11/11/2025
Ci sono storie che raccontano, con delicatezza, la complessità del dolore e la possibilità di rinascere.
Leggere può diventare, a volte, un modo per ritrovare parole a ciò che non riusciamo a dire.
Tanta ancora vita, di Viola Ardone, è uno di quei libri che tocca le ferite e, allo stesso tempo, le accarezza.
Altro tema che ho sentito molto forte è l’interconnessione tra le persone, come se ognuno, nel proprio silenzio, combattesse una guerra.
C’è la guerra di Vita, contro la depressione e la perdita del figlio e di suo marito Massimo, dopo.
Quella di Kostya, che si difende dal mondo degli adulti “tutti bugiardi”.
Quella di Roman, alla ricerca di una giustizia che sembra non esistere.
E quella di Irina, madre in cammino per ritrovare suo figlio.
E poi c’è la guerra del mondo, quella vera, che fa da eco alle battaglie interiori di ognuno.
Alla sua depressione, Vita ha dato un nome, la chiama Orietta. E qui c’è un paradosso quasi ironico e insieme amaro: Vita lotta contro una voce che la sgrida ogni volta che si riavvicina alla vita stessa.Orietta la vuole ferma, immobile, “al suo posto”, perché la vitalità è pericolosa, perché significa tornare lì fuori, chissà se se lo merita. Probabilmente crede di no.
Allo stesso modo Vita tiene chiuso in gabbia il suo pappagallino, Massimo, per non restare sola: ma quella gabbia diventa anche la sua.
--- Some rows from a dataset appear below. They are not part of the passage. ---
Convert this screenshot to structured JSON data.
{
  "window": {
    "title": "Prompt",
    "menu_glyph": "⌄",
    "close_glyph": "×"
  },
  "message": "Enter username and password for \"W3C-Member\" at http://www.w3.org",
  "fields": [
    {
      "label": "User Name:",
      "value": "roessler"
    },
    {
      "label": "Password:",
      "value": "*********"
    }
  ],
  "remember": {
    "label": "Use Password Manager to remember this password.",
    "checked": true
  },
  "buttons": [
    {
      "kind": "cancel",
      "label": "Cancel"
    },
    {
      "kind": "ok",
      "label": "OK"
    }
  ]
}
Massimo come il marito che invece ha preferito spiccare il volo.
Da quello spiraglio entra Corrado, un’altra persona sola, chiusa nella propria gabbia.
Forse è così che ricomincia la vita: due solitudini che, per un attimo, si riconoscono attraverso la gentilezza.
Ho sentito questo libro parlare la lingua del vuoto, della fatica, ma anche della possibilità.
Perché tra le macerie del dolore, Viola Ardone fa filtrare una luce minuta, ostinata.
Una voce che non promette salvezza, ma presenza.
Che ricorda che, nonostante tutto, come sotto la sabbia a cui la tartaruga affida le sue uova, c’è tanta ancora vita.